Joanna Arnold, CEO of Vuelio, said: “Bloggers are influencers – they have an audience who care what they say, what they think, what they buy and what they review. Some have a reach that rivals traditional media; others may be talking to smaller numbers, but nonetheless exerting powerful influence within a dedicated niche.”

This year, the report reveals an increase in the number whose blogs are their main source of income and even more who expect to be able to live off their blogs in future. Growing their personal brand can take time and effort, but for some the rewards come quickly.

Craig Landale, the editor of Menswear Style, said: “I’ve never had a sales technique, I simply wait for offers, projects and correspondence to come to me through email. In the first six months I would email brands but we’re over five years old now and I’ve not had to do it since.”

These influencers may be a force to be reckoned with, but they still feel they lack the credibility of journalists – their traditional media counterparts. It is improving, but slowly; this year saw a 5% rise in those disagreeing with the question: “PRs regard traditional journalists as more important than bloggers”.

Is trust and respect from PR professionals and brands the best way to gain that integrity?

Collaborations are typically a blogger’s largest source of income and good relations with PR are the best way for the industry to grow further. But relationships work both ways and PR needs to be giving something back to the industry.

Joanna said: “It is important that PRs truly understand the landscape before they engage. There are plenty of pitfalls alongside the potential, particularly in this phase of development, when the rules of the game are still being written.”

A huge 71% of bloggers believe PR professionals expect support for their brand for little in return. As 58% of bloggers expect to be paid for all the coverage they give brands, there’s clearly still some ground to be made up between the two fields.

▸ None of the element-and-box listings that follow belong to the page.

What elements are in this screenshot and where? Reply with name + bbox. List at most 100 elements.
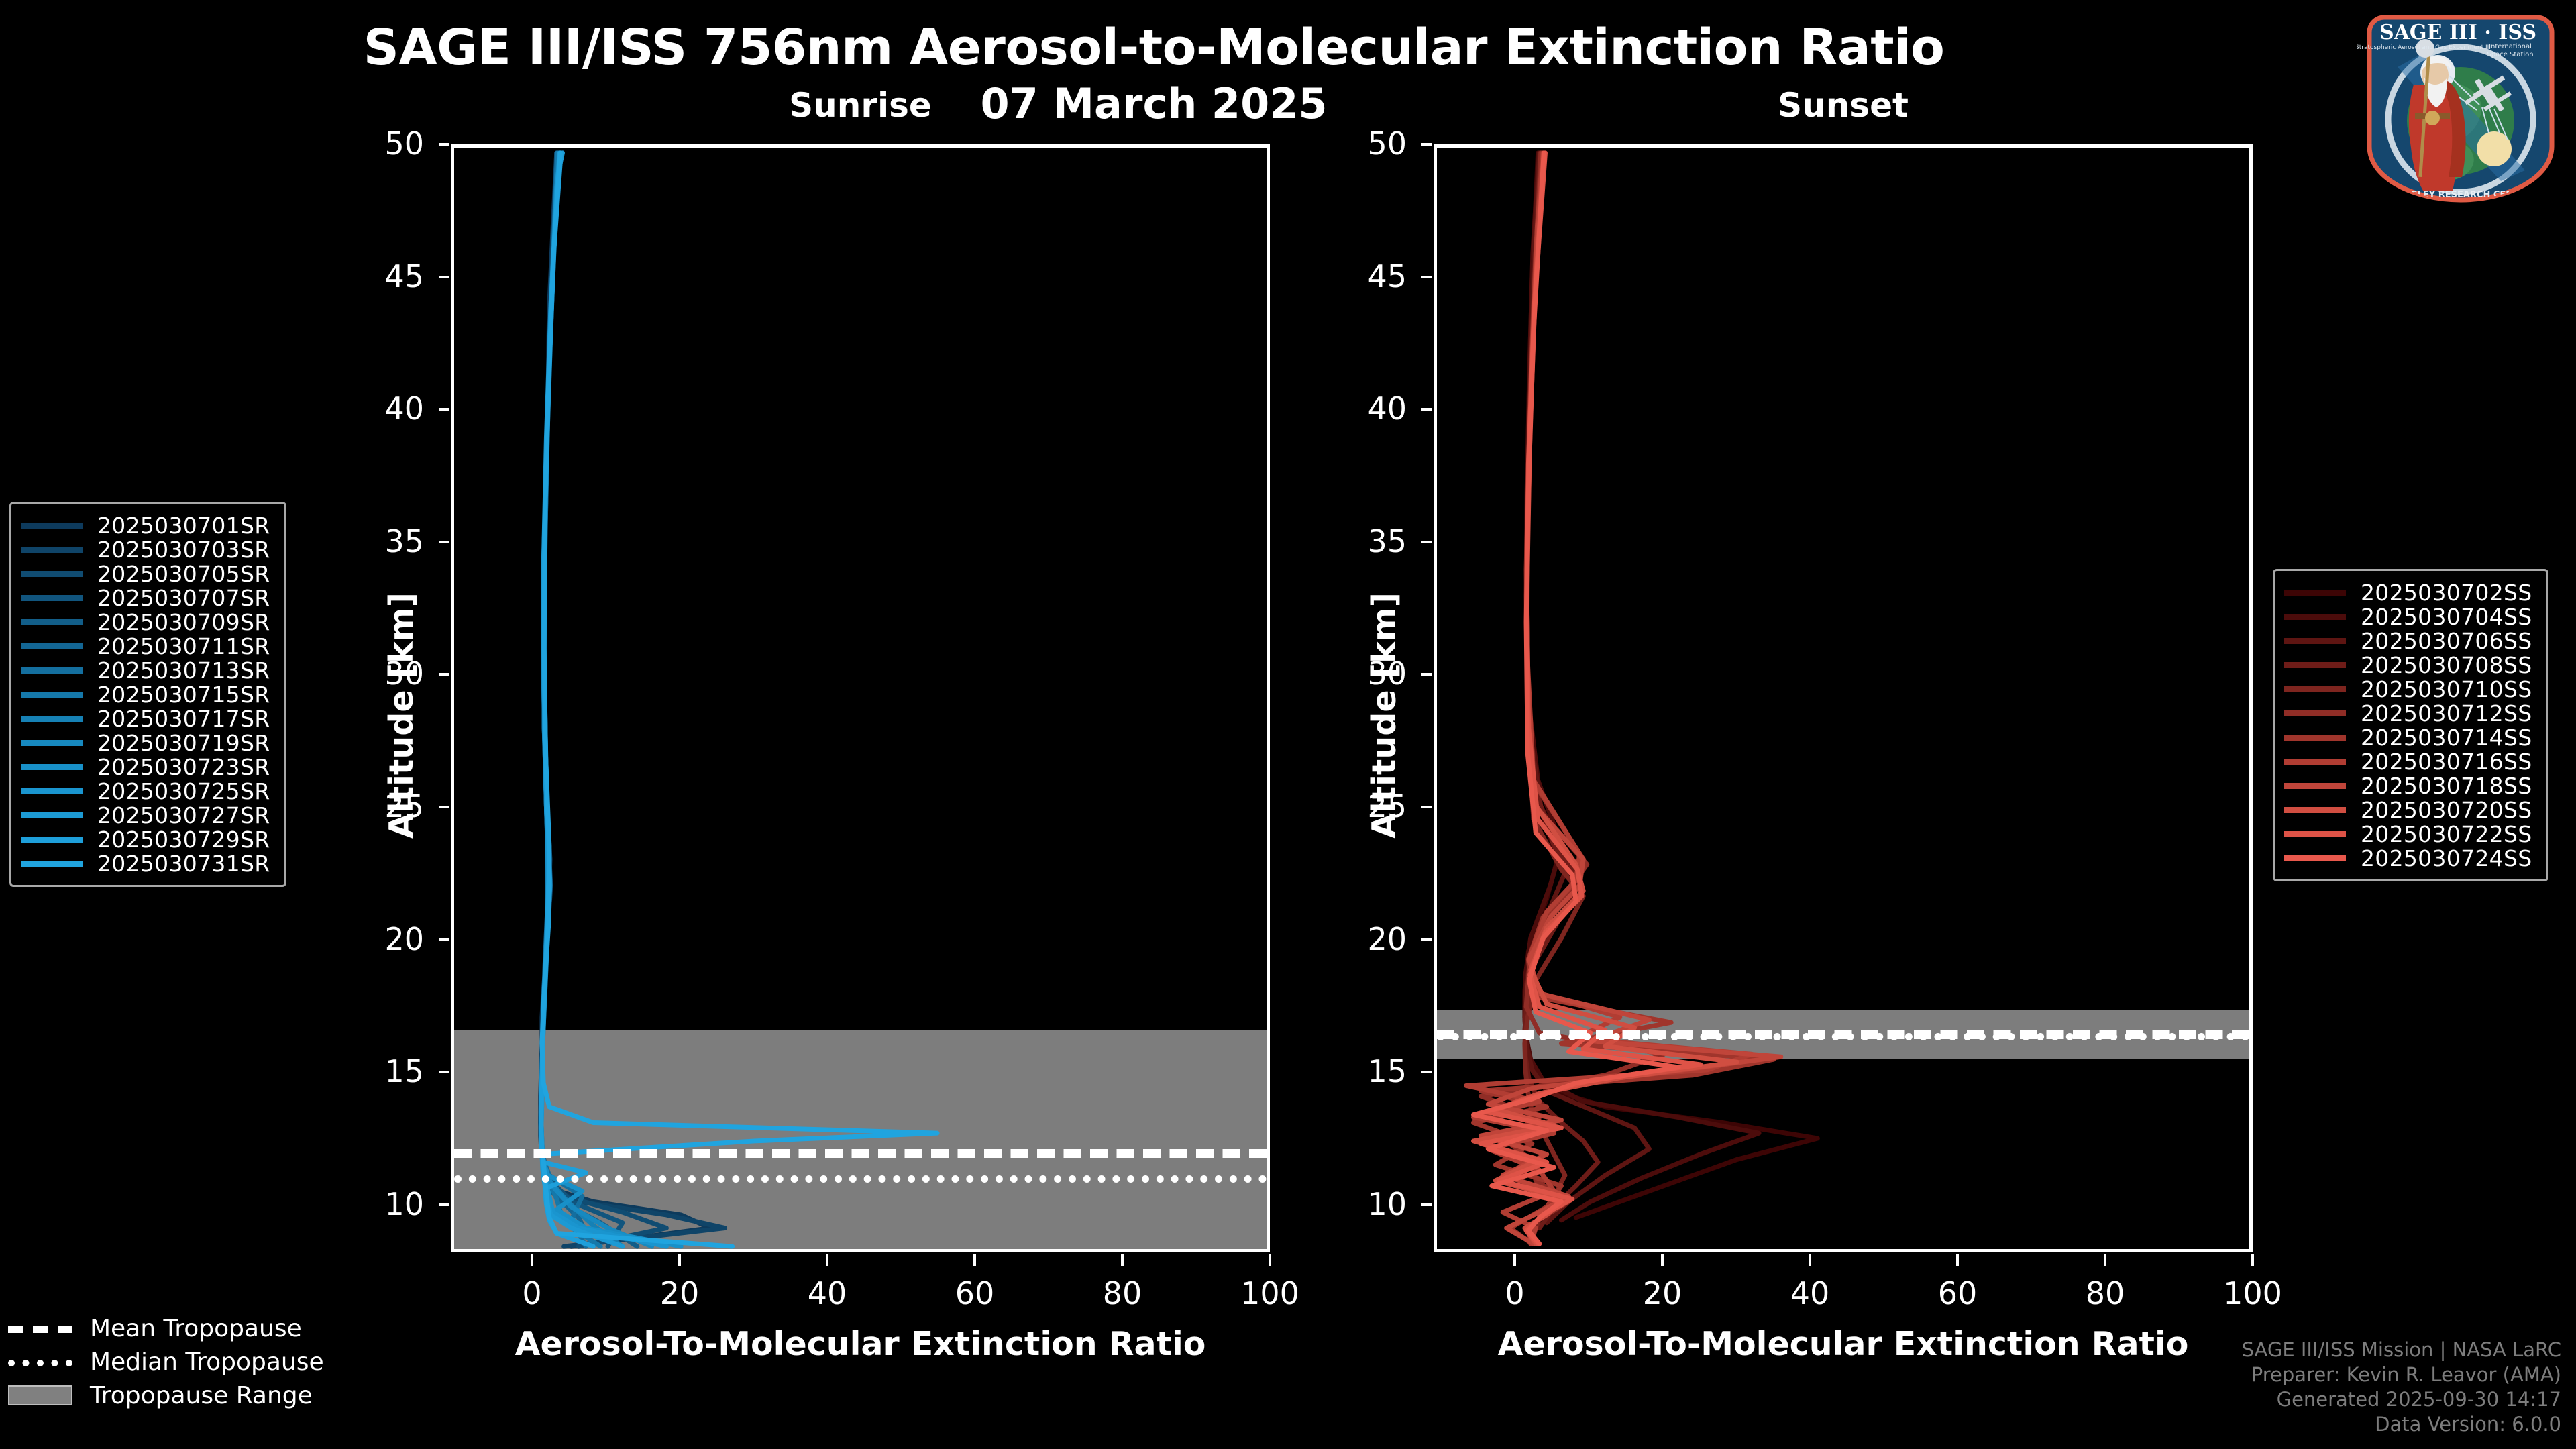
legend-sunset-item[interactable]: 2025030716SS [2284, 748, 2532, 775]
y-tick-mark [439, 1071, 449, 1074]
date-subtitle: 07 March 2025 [980, 79, 1328, 128]
legend-sunset-item[interactable]: 2025030702SS [2284, 579, 2532, 606]
legend-sunset-item[interactable]: 2025030708SS [2284, 651, 2532, 678]
x-tick-mark [531, 1254, 533, 1266]
legend-sunrise-item[interactable]: 2025030709SR [21, 609, 270, 635]
panel-title-sunset: Sunset [1778, 86, 1909, 125]
data-trace [1474, 153, 1678, 1244]
key-row-mean: Mean Tropopause [8, 1311, 324, 1345]
legend-sunrise-item[interactable]: 2025030711SR [21, 633, 270, 659]
y-tick-mark [1421, 673, 1432, 676]
legend-sunset[interactable]: 2025030702SS 2025030704SS 2025030706SS 2025… [2273, 569, 2549, 881]
legend-sunrise-item[interactable]: 2025030717SR [21, 706, 270, 732]
legend-sunset-item[interactable]: 2025030724SS [2284, 845, 2532, 871]
y-tick-mark [1421, 275, 1432, 278]
key-row-range: Tropopause Range [8, 1379, 324, 1412]
legend-item-label: 2025030705SR [97, 560, 270, 587]
y-tick-label: 50 [384, 125, 424, 162]
data-trace [541, 153, 637, 1246]
data-trace [541, 153, 652, 1246]
legend-sunset-item[interactable]: 2025030720SS [2284, 797, 2532, 823]
legend-item-label: 2025030701SR [97, 512, 270, 539]
legend-sunset-item[interactable]: 2025030722SS [2284, 821, 2532, 847]
legend-sunrise-item[interactable]: 2025030729SR [21, 826, 270, 853]
trace-group [454, 148, 1267, 1249]
x-tick-label: 20 [1642, 1275, 1682, 1311]
x-tick-mark [1956, 1254, 1959, 1266]
legend-color-swatch [2284, 734, 2346, 741]
legend-color-swatch [21, 691, 83, 698]
x-tick-label: 80 [2085, 1275, 2125, 1311]
legend-item-label: 2025030707SR [97, 584, 270, 611]
legend-color-swatch [2284, 855, 2346, 861]
legend-item-label: 2025030716SS [2361, 748, 2532, 775]
panel-title-sunrise: Sunrise [789, 86, 932, 125]
tropopause-key: Mean Tropopause Median Tropopause Tropop… [8, 1311, 324, 1412]
y-tick-label: 40 [1367, 390, 1407, 427]
legend-sunrise-item[interactable]: 2025030703SR [21, 537, 270, 563]
legend-sunrise-item[interactable]: 2025030731SR [21, 850, 270, 877]
x-tick-mark [1269, 1254, 1271, 1266]
legend-item-label: 2025030702SS [2361, 579, 2532, 606]
footer-line-preparer: Preparer: Kevin R. Leavor (AMA) [2251, 1362, 2561, 1386]
logo-subtitle-right-2: Space Station [2487, 51, 2533, 58]
legend-item-label: 2025030723SR [97, 753, 270, 780]
legend-color-swatch [21, 763, 83, 770]
legend-color-swatch [21, 667, 83, 674]
legend-sunset-item[interactable]: 2025030710SS [2284, 676, 2532, 702]
legend-sunrise-item[interactable]: 2025030713SR [21, 657, 270, 684]
x-tick-label: 60 [1937, 1275, 1978, 1311]
x-tick-mark [1809, 1254, 1811, 1266]
legend-sunrise[interactable]: 2025030701SR 2025030703SR 2025030705SR 2025… [9, 502, 287, 887]
legend-item-label: 2025030711SR [97, 633, 270, 659]
data-trace [542, 153, 937, 1246]
legend-color-swatch [21, 594, 83, 601]
x-tick-label: 40 [807, 1275, 847, 1311]
legend-color-swatch [21, 715, 83, 722]
legend-item-label: 2025030731SR [97, 850, 270, 877]
footer-line-mission: SAGE III/ISS Mission | NASA LaRC [2241, 1338, 2561, 1361]
legend-sunrise-item[interactable]: 2025030715SR [21, 682, 270, 708]
legend-item-label: 2025030729SR [97, 826, 270, 853]
legend-sunrise-item[interactable]: 2025030723SR [21, 753, 270, 780]
legend-sunset-item[interactable]: 2025030714SS [2284, 724, 2532, 751]
y-axis-label-sunrise: Altitude [km] [382, 592, 421, 839]
x-tick-label: 40 [1790, 1275, 1830, 1311]
plot-sunset [1434, 144, 2253, 1252]
legend-sunrise-item[interactable]: 2025030701SR [21, 512, 270, 539]
legend-item-label: 2025030724SS [2361, 845, 2532, 871]
legend-sunrise-item[interactable]: 2025030725SR [21, 777, 270, 804]
legend-sunrise-item[interactable]: 2025030719SR [21, 730, 270, 756]
legend-sunrise-item[interactable]: 2025030707SR [21, 584, 270, 611]
legend-sunrise-item[interactable]: 2025030727SR [21, 802, 270, 828]
legend-color-swatch [21, 522, 83, 529]
logo-subtitle-right-1: International [2489, 43, 2532, 50]
y-tick-mark [439, 408, 449, 411]
legend-item-label: 2025030713SR [97, 657, 270, 684]
y-tick-label: 35 [1367, 523, 1407, 559]
data-trace [541, 153, 725, 1246]
x-tick-mark [2251, 1254, 2254, 1266]
x-tick-mark [826, 1254, 828, 1266]
legend-item-label: 2025030712SS [2361, 700, 2532, 727]
legend-color-swatch [2284, 758, 2346, 765]
legend-color-swatch [2284, 782, 2346, 789]
legend-sunrise-item[interactable]: 2025030705SR [21, 560, 270, 587]
legend-color-swatch [2284, 830, 2346, 837]
x-tick-label: 0 [1505, 1275, 1525, 1311]
legend-sunset-item[interactable]: 2025030704SS [2284, 604, 2532, 630]
logo-subtitle-left: Stratospheric Aerosol and Gas Experiment… [2357, 44, 2491, 51]
legend-item-label: 2025030725SR [97, 777, 270, 804]
legend-sunset-item[interactable]: 2025030706SS [2284, 628, 2532, 654]
y-tick-label: 15 [384, 1053, 424, 1090]
legend-sunset-item[interactable]: 2025030712SS [2284, 700, 2532, 727]
legend-sunset-item[interactable]: 2025030718SS [2284, 773, 2532, 799]
x-tick-mark [1513, 1254, 1516, 1266]
median-tropopause-line [454, 1175, 1267, 1183]
y-tick-label: 20 [1367, 920, 1407, 957]
y-tick-label: 50 [1367, 125, 1407, 162]
legend-color-swatch [2284, 686, 2346, 692]
legend-item-label: 2025030708SS [2361, 651, 2532, 678]
plot-sunrise [451, 144, 1270, 1252]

Julie Creffield, behind The Fat Girls’ Guide to Running, certainly agrees: “I get approached by tons of PR companies, the ones that are enjoyable to work with are the ones who don’t send copied and pasted info out and have never read your blog; PR companies that have a budget to work properly with bloggers, that respect the time and effort it takes to build an engaged audience.”

Good relationships can yield valuable results for both sides, as Andrea Soranidis, author of The Petite Cook, attests to: “I love establishing long-term relationships and work closely with PRs on tailored projects. Most of the time they give me all possible freedom of expression, and this results in unique, interesting content that makes both brand and audience very happy.”

Blogging has established itself as a legitimate industry and the survey shows that it’s here to stay. The PR industry has allowed bloggers to grow and commercialise their work, with the future direction of both sectors now clearly entwined.